There is a saying that home is where the heart is; there is also a saying that the grass is greener on the other side. I don’t think I really knew what those sayings meant until I was faced with living abroad.

I love Christmas. It is so spirit-filled for us Christians. And the lights and food and gifts and parties just add an extra flare.

But when you are far from loved ones, the holidays take on a different vibe. They are still beautiful, but they are like the 4th of July without fireworks. You expect that spark, and when it doesn’t show up, there is a tinge of disappointment, even though the overall experience of the day was beautiful.

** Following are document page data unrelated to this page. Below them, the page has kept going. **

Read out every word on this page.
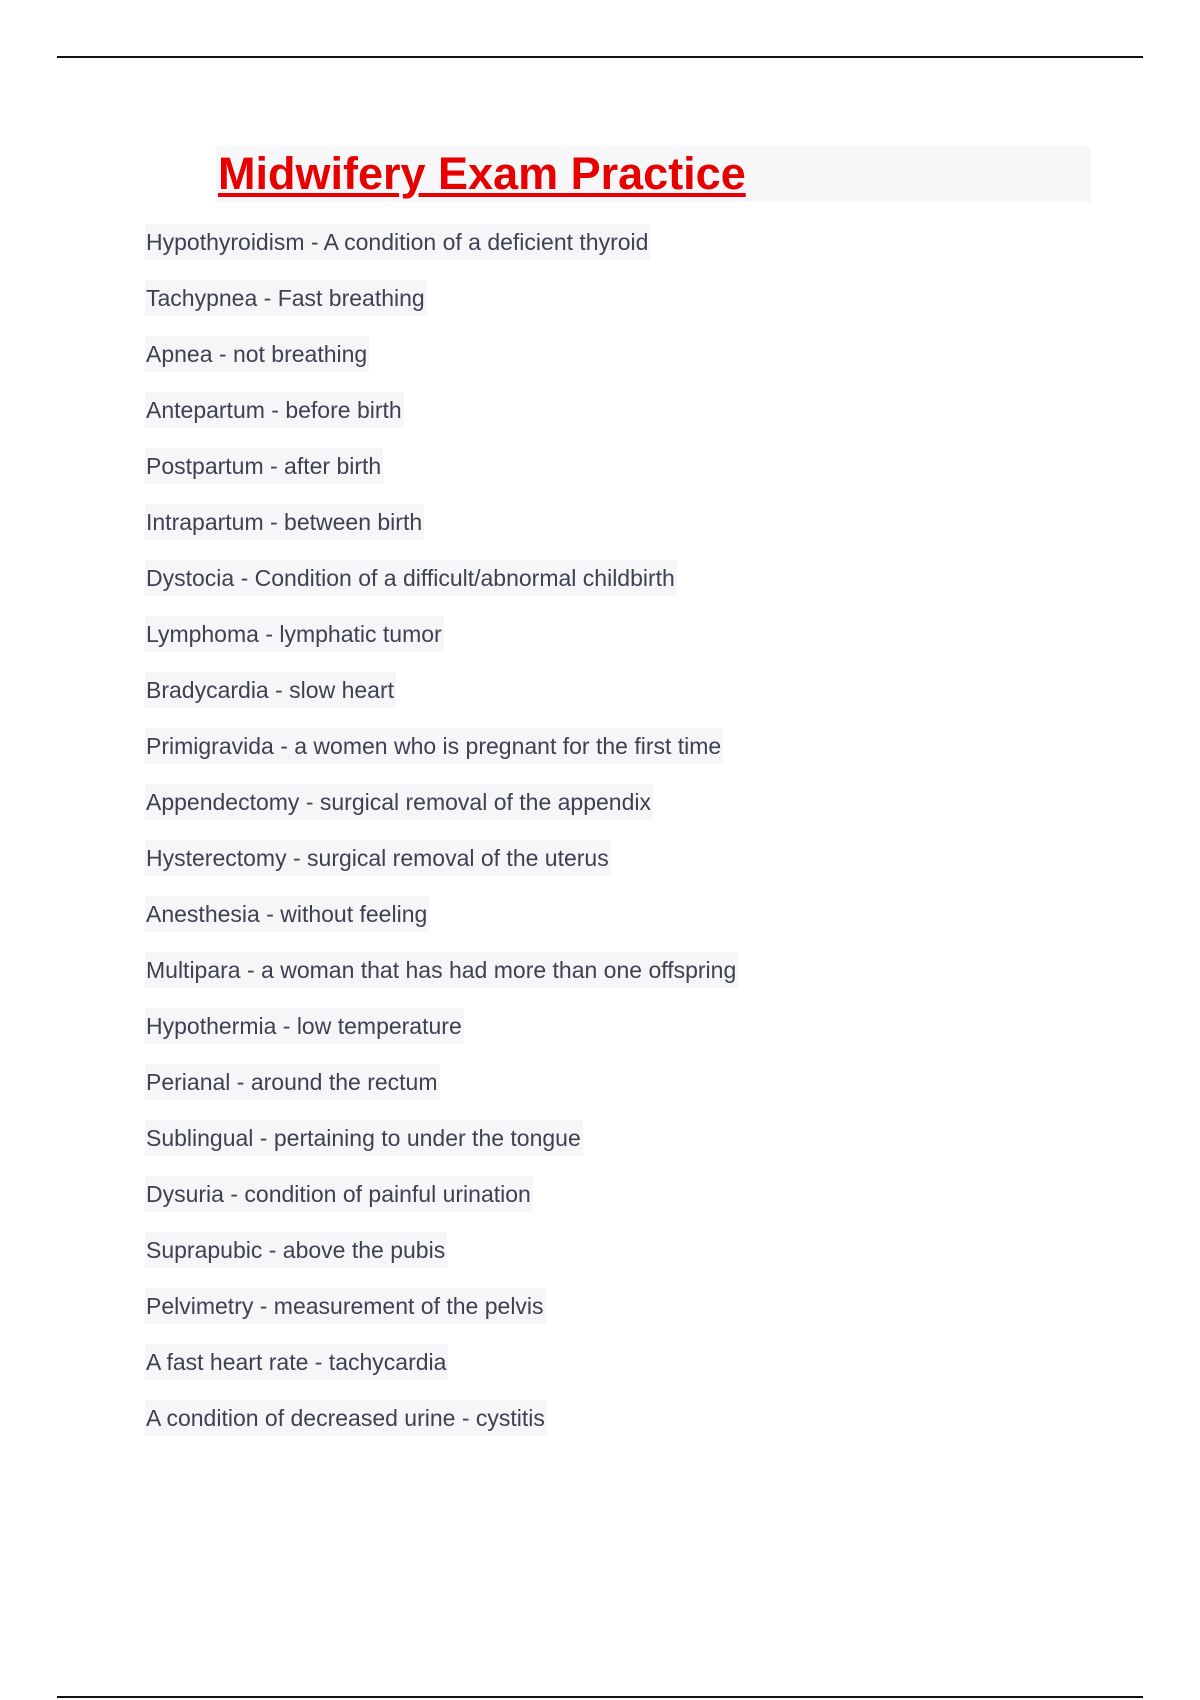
Midwifery Exam Practice
Hypothyroidism - A condition of a deficient thyroid
Tachypnea - Fast breathing
Apnea - not breathing
Antepartum - before birth
Postpartum - after birth
Intrapartum - between birth
Dystocia - Condition of a difficult/abnormal childbirth
Lymphoma - lymphatic tumor
Bradycardia - slow heart
Primigravida - a women who is pregnant for the first time
Appendectomy - surgical removal of the appendix
Hysterectomy - surgical removal of the uterus
Anesthesia - without feeling
Multipara - a woman that has had more than one offspring
Hypothermia - low temperature
Perianal - around the rectum
Sublingual - pertaining to under the tongue
Dysuria - condition of painful urination
Suprapubic - above the pubis
Pelvimetry - measurement of the pelvis
A fast heart rate - tachycardia
A condition of decreased urine - cystitis
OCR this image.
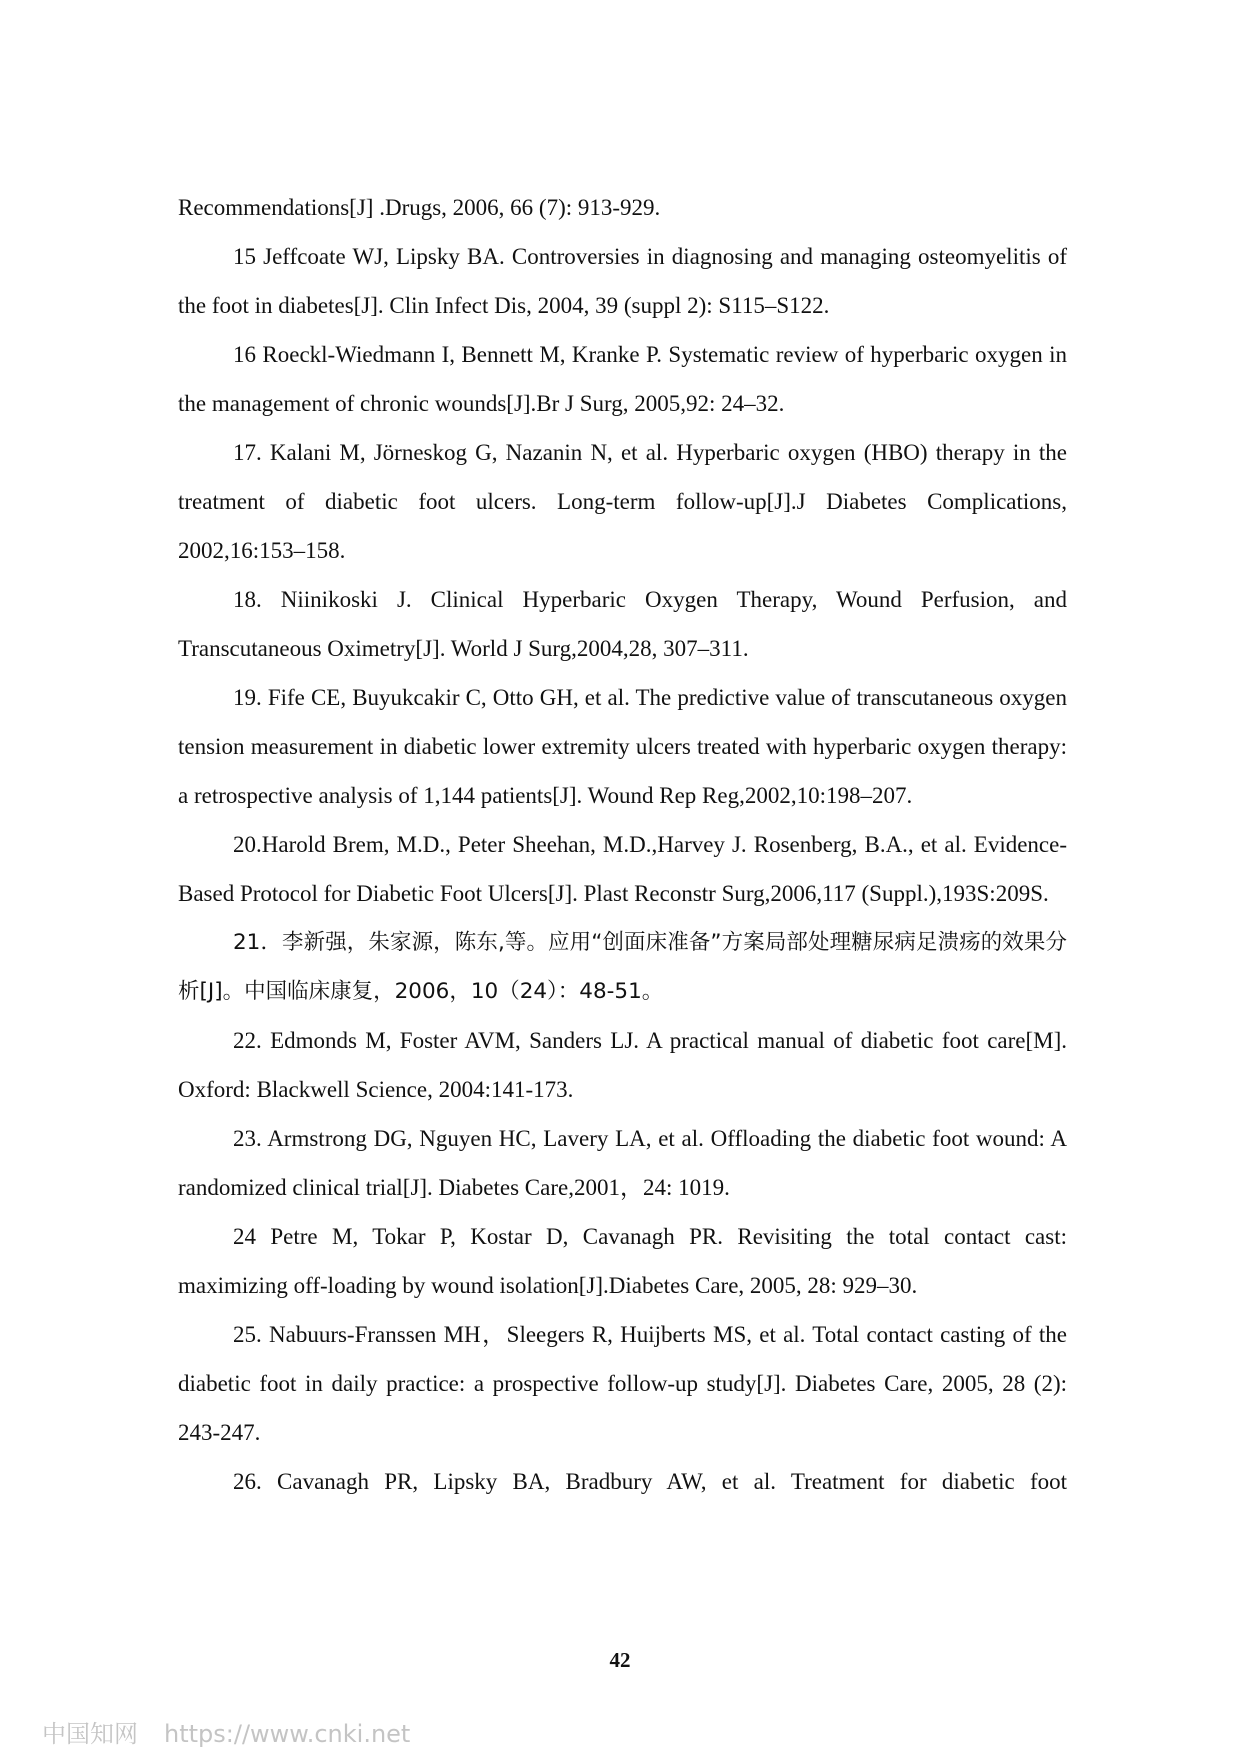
Recommendations[J] .Drugs, 2006, 66 (7): 913-929.

15 Jeffcoate WJ, Lipsky BA. Controversies in diagnosing and managing osteomyelitis of the foot in diabetes[J]. Clin Infect Dis, 2004, 39 (suppl 2): S115–S122.

16 Roeckl-Wiedmann I, Bennett M, Kranke P. Systematic review of hyperbaric oxygen in the management of chronic wounds[J].Br J Surg, 2005,92: 24–32.

17. Kalani M, Jörneskog G, Nazanin N, et al. Hyperbaric oxygen (HBO) therapy in the treatment of diabetic foot ulcers. Long-term follow-up[J].J Diabetes Complications, 2002,16:153–158.

18. Niinikoski J. Clinical Hyperbaric Oxygen Therapy, Wound Perfusion, and Transcutaneous Oximetry[J]. World J Surg,2004,28, 307–311.

19. Fife CE, Buyukcakir C, Otto GH, et al. The predictive value of transcutaneous oxygen tension measurement in diabetic lower extremity ulcers treated with hyperbaric oxygen therapy: a retrospective analysis of 1,144 patients[J]. Wound Rep Reg,2002,10:198–207.

20.Harold Brem, M.D., Peter Sheehan, M.D.,Harvey J. Rosenberg, B.A., et al. Evidence-Based Protocol for Diabetic Foot Ulcers[J]. Plast Reconstr Surg,2006,117 (Suppl.),193S:209S.

21．李新强，朱家源，陈东,等。应用“创面床准备”方案局部处理糖尿病足溃疡的效果分析[J]。中国临床康复，2006，10（24）：48-51。

22. Edmonds M, Foster AVM, Sanders LJ. A practical manual of diabetic foot care[M]. Oxford: Blackwell Science, 2004:141-173.

23. Armstrong DG, Nguyen HC, Lavery LA, et al. Offloading the diabetic foot wound: A randomized clinical trial[J]. Diabetes Care,2001，24: 1019.

24 Petre M, Tokar P, Kostar D, Cavanagh PR. Revisiting the total contact cast: maximizing off-loading by wound isolation[J].Diabetes Care, 2005, 28: 929–30.

25. Nabuurs-Franssen MH，Sleegers R, Huijberts MS, et al. Total contact casting of the diabetic foot in daily practice: a prospective follow-up study[J]. Diabetes Care, 2005, 28 (2): 243-247.

26. Cavanagh PR, Lipsky BA, Bradbury AW, et al. Treatment for diabetic foot

42
中国知网 https://www.cnki.net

I was born and raised in Miami and when I lived in Europe and Africa, I could not wait to get home to the warmth – not only the temperature, but the warmth of family and friends.

Miami is fabulous. Take it from me. I am a native – born and raised. It has spirit and beauty and sand and sun and a certain flavor, with or without the tourists or transplants. It is wonderful.

But is has no snow.

I remember from my days in Detroit, Boston and Washington how magical snow and ice are to the Christmas holiday. Yes, palm trees are cool. But, snow … icicles … snow men … ice-skating. I now know why people dream of a white Christmas. It is indeed glorious.

But … so is sun and sand.

This time of year I think of my loved ones – in America, Africa, Europe, the Caribbean and Asia. Yes, all of those places. I am so blessed to be loved and to have loved so many people from around the world. It is those people I think about so much this time of year. I imagine how they are celebrating the holidays – with grilled red fish or fufu; banku or egusi soup; goose, carp or Glühwein; antipasta or fresh salmon or tuna Carpaccio; pea-soup-and-dough or conch salad; dim sum or Peking duck.

I think about Ferial and Mr. Best and Naomi and Ben and Wesley and Kayce and Mohammed and Troy and Khadija, Pavol and My Hue.

I am so thankful for the birth of my Lord and Savior and for the friendships that I have made over my 49 years of life. I am grateful for so many people, things and experiences.

I am grateful to have taken communion from Bishop Desmond Tutu. I am grateful to have met Nelson Mandela on his frost trip to the United States. I am grateful that President George W. Bush gave me a tour of the Oval Office. I am grateful to have gone on many safaris in Africa. I am grateful to have my first full-time job as a reporter in the same town in upstate New York where my aunt lived. I am grateful to have helped journalists around the world get out of jail. I am grateful to have seen the late-great Frank Sinatra and B.B. King in concert. I am grateful for health and family.

I am grateful for Bernice Bethel – my mother, who made it all possible; who was there from day one.

For me, Christmas is a time to give thanks for so many things, not least of which is the miraculous birth. But it is also a time to give thanks for life and love and inspiration and lack of hesitation, and bravery and experiences and loves won and lost.

This Christmas I wish so much for so many.

If I were to sit on Santa’s lap (besides almost giving him a heart attack with the pure heaviness of it all), I would ask him for good health and prosperity for all of my loved ones, for peace in the world, for tolerance and a respect for the oceans and lands we inhabit. I ask the same in my prayers every night.

Christmas is so much more than whether you decorate with a pine tree, palm tree or Douglass fir, or whether you have a Yule log, Nativity scene or simply ornaments, garland and mistletoe. It is about where your heart is, and where you are. It is about a new birth, a rebirth.

I wish you all a very Merry Christmas, peace, joy and God’s blessings.

Alison Bethel McKenzie is a veteran newspaper editor and former executive director of the International Press Institute in Vienna, Austria.